Lauren Wilson and Eric Hayes founded Answer Media around six years prior to this interview, focusing on connecting publishers and advertisers in the video advertising space. Wilson brought 18 years of experience in building consumer-facing applications and monetizing page views through previous roles at iModule Software, Litmus Media, and other ad tech ventures. They recognized early on that video advertising was becoming increasingly important and positioned Answer Media as a video-first ad network.

Building the First Version

Answer Media started as a straightforward ad network connecting buyers and sellers in video advertising. The founders built it to handle programmatic transactions through major platforms like AOL and Rubicon, facilitating deals between advertisers (and their agencies) and publishers looking to monetize video inventory. The company scaled to process hundreds of millions of impressions monthly across billions of opportunities, with video CPMs ranging from $4-5 on the low end to $20+ on the high end, depending on inventory type and placement.
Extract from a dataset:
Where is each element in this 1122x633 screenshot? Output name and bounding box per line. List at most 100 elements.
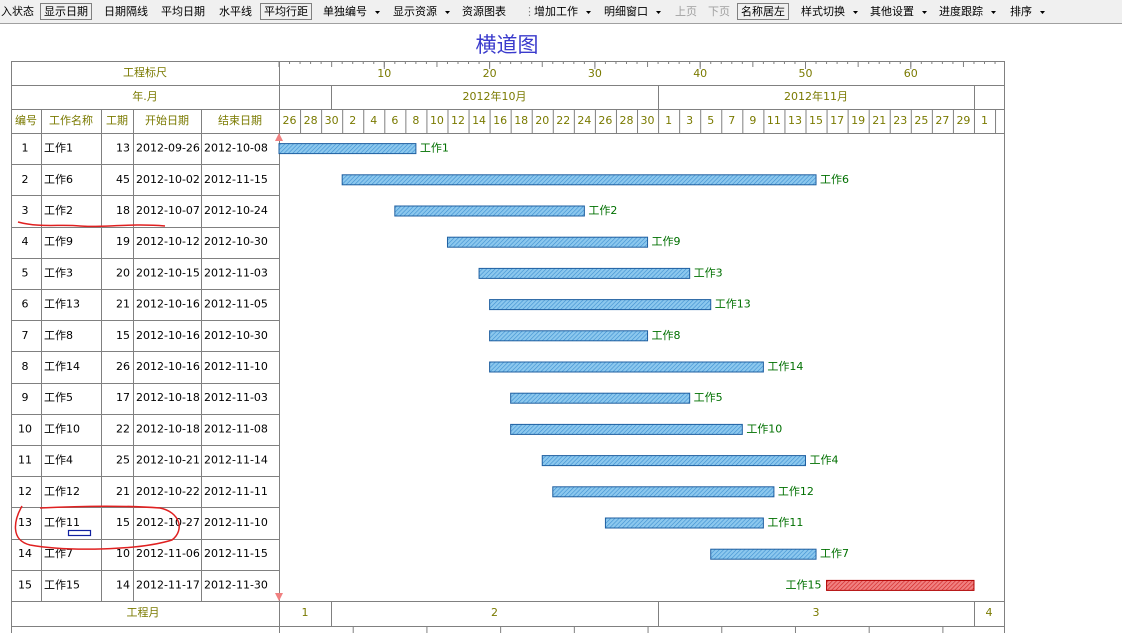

What Worked (and What Didn't)

The core ad network proved to be a "very healthy business," but Wilson recognized the inherent challenges of operating as a middleman in the ecosystem—both publishers and advertisers often seek ways to cut out ad networks entirely. Rather than fight this trend or sell the business to start fresh, Wilson chose to diversify while leveraging the ad network's profitability. This led to the launch of complementary product lines: a virtual video studio and technology solutions focused on publisher monetization. The studio employs about three core staff managing 200 freelance contributors across the country, enabling publishers to create more video content and inventory without the overhead of building internal studios.

Where They Are Now

Answer Media now operates multiple revenue streams, all focused on solving publisher challenges in video monetization. The company processes well into the eight figures in ad volume annually, retaining approximately 20-25% margins on transactions flowing through the network. About 90% of their publisher customers already have in-house studios but can't keep up with demand—Answer Media fills that gap affordably. Rather than competing directly with massive platforms like MediaOcean (which processes $5-6 billion), Answer Media wins by staying focused on publishers, offering bundled solutions across ad network access, technology for yield optimization, and cost-effective video production.